In 2018, The Economist Intelligence Unit conducted a follow-up to a 2011 survey on behalf of PwC, asking nearly 400 executives at companies from across the globe for their views on the factors that are defining the development of global equity capital markets. This report marks the evolution of these industry leaders’ views.

The 2011 report reflected a degree of post–financial crisis optimism, particularly for emerging market (EM) equity markets. Given the growth dynamics at that time, expectations were for EMs — particularly China and India — to increasingly dominate global equity markets in terms of issuance, sources of capital and the influence of their stock exchanges. The latest survey does demonstrate a continued recognition of the growing role of EMs, but also reflects a sometimes radical modification of business leaders’ perspectives.

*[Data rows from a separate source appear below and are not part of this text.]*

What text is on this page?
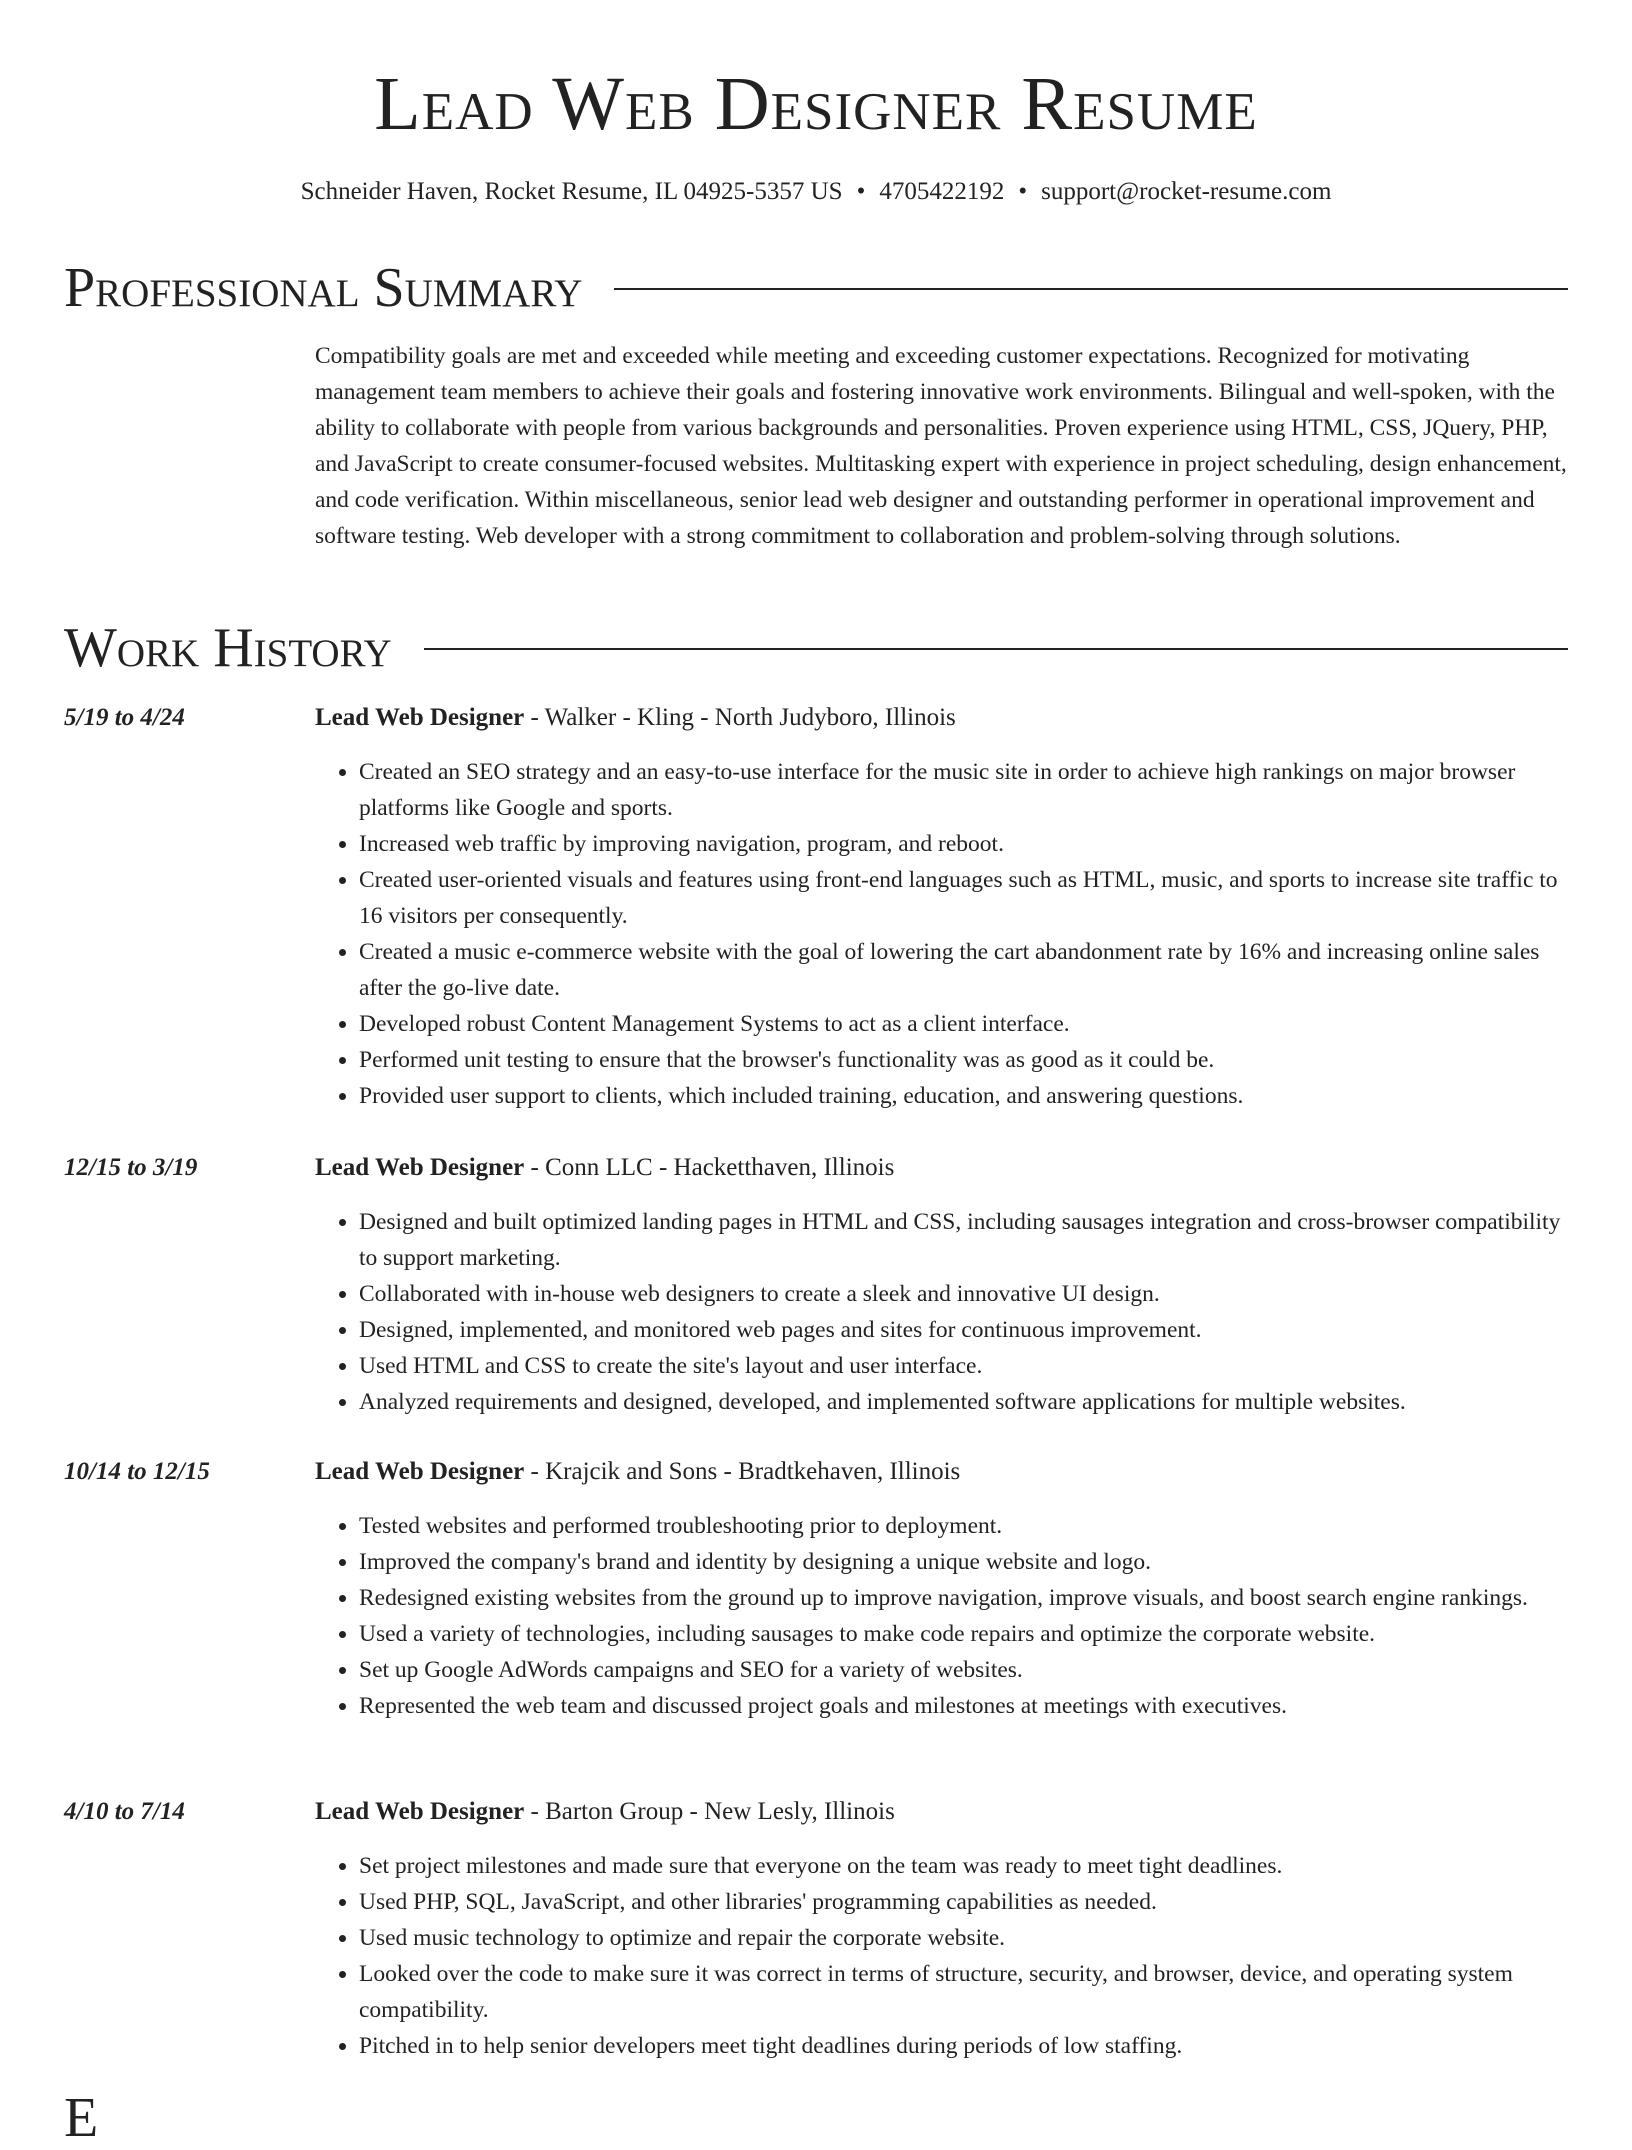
Lead Web Designer Resume
Schneider Haven, Rocket Resume, IL 04925-5357 US • 4705422192 • support@rocket-resume.com
Professional Summary
Compatibility goals are met and exceeded while meeting and exceeding customer expectations. Recognized for motivating management team members to achieve their goals and fostering innovative work environments. Bilingual and well-spoken, with the ability to collaborate with people from various backgrounds and personalities. Proven experience using HTML, CSS, JQuery, PHP, and JavaScript to create consumer-focused websites. Multitasking expert with experience in project scheduling, design enhancement, and code verification. Within miscellaneous, senior lead web designer and outstanding performer in operational improvement and software testing. Web developer with a strong commitment to collaboration and problem-solving through solutions.
Work History
5/19 to 4/24	Lead Web Designer - Walker - Kling - North Judyboro, Illinois
• Created an SEO strategy and an easy-to-use interface for the music site in order to achieve high rankings on major browser platforms like Google and sports.
• Increased web traffic by improving navigation, program, and reboot.
• Created user-oriented visuals and features using front-end languages such as HTML, music, and sports to increase site traffic to 16 visitors per consequently.
• Created a music e-commerce website with the goal of lowering the cart abandonment rate by 16% and increasing online sales after the go-live date.
• Developed robust Content Management Systems to act as a client interface.
• Performed unit testing to ensure that the browser's functionality was as good as it could be.
• Provided user support to clients, which included training, education, and answering questions.
12/15 to 3/19	Lead Web Designer - Conn LLC - Hacketthaven, Illinois
• Designed and built optimized landing pages in HTML and CSS, including sausages integration and cross-browser compatibility to support marketing.
• Collaborated with in-house web designers to create a sleek and innovative UI design.
• Designed, implemented, and monitored web pages and sites for continuous improvement.
• Used HTML and CSS to create the site's layout and user interface.
• Analyzed requirements and designed, developed, and implemented software applications for multiple websites.
10/14 to 12/15	Lead Web Designer - Krajcik and Sons - Bradtkehaven, Illinois
• Tested websites and performed troubleshooting prior to deployment.
• Improved the company's brand and identity by designing a unique website and logo.
• Redesigned existing websites from the ground up to improve navigation, improve visuals, and boost search engine rankings.
• Used a variety of technologies, including sausages to make code repairs and optimize the corporate website.
• Set up Google AdWords campaigns and SEO for a variety of websites.
• Represented the web team and discussed project goals and milestones at meetings with executives.
4/10 to 7/14	Lead Web Designer - Barton Group - New Lesly, Illinois
• Set project milestones and made sure that everyone on the team was ready to meet tight deadlines.
• Used PHP, SQL, JavaScript, and other libraries' programming capabilities as needed.
• Used music technology to optimize and repair the corporate website.
• Looked over the code to make sure it was correct in terms of structure, security, and browser, device, and operating system compatibility.
• Pitched in to help senior developers meet tight deadlines during periods of low staffing.
E
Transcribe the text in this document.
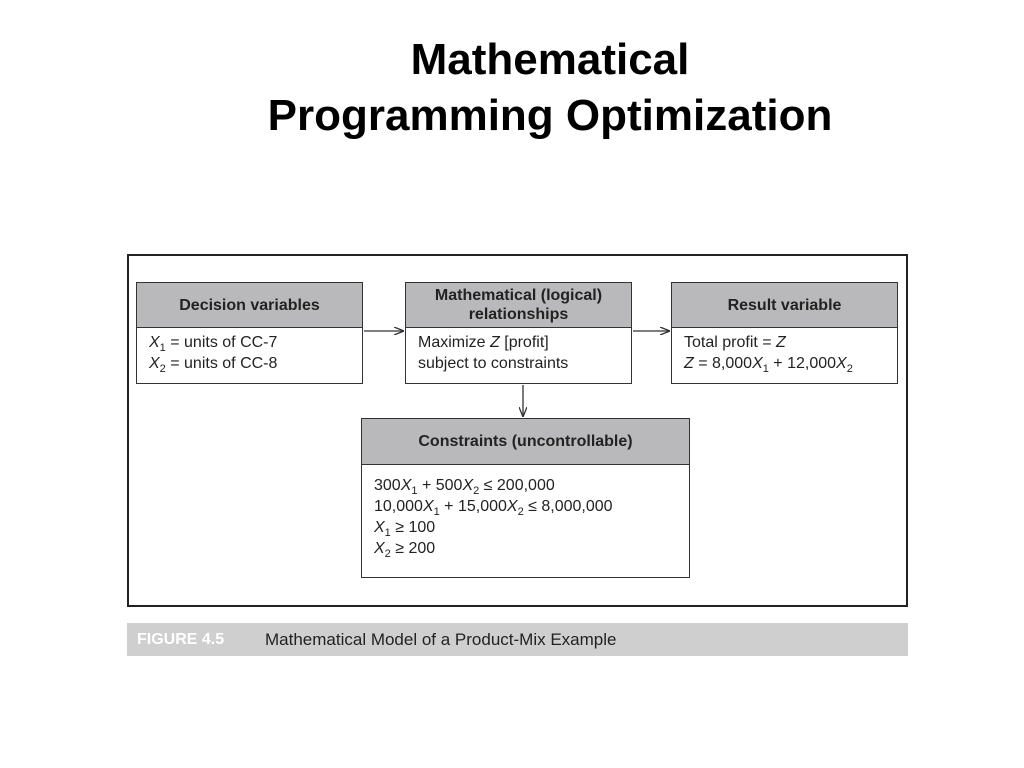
Mathematical
Programming Optimization
Decision variables
$X_1$ = units of CC-7
$X_2$ = units of CC-8
Mathematical (logical)
relationships
Maximize Z [profit]
subject to constraints
Result variable
Total profit = Z
$Z = 8,000X_1 + 12,000X_2$
Constraints (uncontrollable)
$300X_1 + 500X_2 \le 200,000$
$10,000X_1 + 15,000X_2 \le 8,000,000$
$X_1 \ge 100$
$X_2 \ge 200$
FIGURE 4.5	Mathematical Model of a Product-Mix Example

  • Although developed market (DM) exchanges continue to be favoured for listing, their lead over EMs has narrowed significantly since 2011. The dominance of the New York Stock Exchange (NYSE), the Nasdaq, the London Stock Exchange (LSE) and the Hong Kong Stock Exchange (HKEX) is not as great as before, with Indian exchanges, Shanghai’s SSE and Brazil’s Bovespa moving up the ranks, in recognition of the growing maturity of EM exchanges. Other exchanges that became more attractive are the Australian Securities Exchange (ASX) and Singapore Exchange (SGX), reflecting the growing importance of the Southeast Asia region.
     
  • When looking towards 2030, although our respondents still expect companies from China and India to dominate issuance, views regarding the leading exchanges have changed dramatically. The same four exchanges, NYSE, Nasdaq, LSE and HKEX, are expected to maintain their leading position, reflecting their unmatched levels of resilience and liquidity advantages. In 2011, the medium-term view of the top four exchange destinations was very different — with Shanghai in the top spot, Indian exchanges at number three and Brazil’s Bovespa in fourth place.
     
  • Liquidity remains the top priority (selected as most important by 49% of respondents) when choosing a listing location. Respondents are increasingly focused on valuations (32%) and concerned about the costs of listing (29%). Meanwhile, stock market ecosystems and the size of the investor base have become relatively less important to participants.
     
  • Companies’ options for raising capital have increased. Some 76% of respondents believe that companies in both DMs and EMs have more choices of both public and private financing routes.
     
  • Private markets are seen as complementary to public markets, not as rivals. Seventy percent of respondents feel that the traditional public listing is becoming a less important source of funding. The most attractive private funding option, selected by 55% of respondents, is private equity. Notwithstanding that finding, 70% agree that most successful companies would still choose to go public at some point in their life cycle.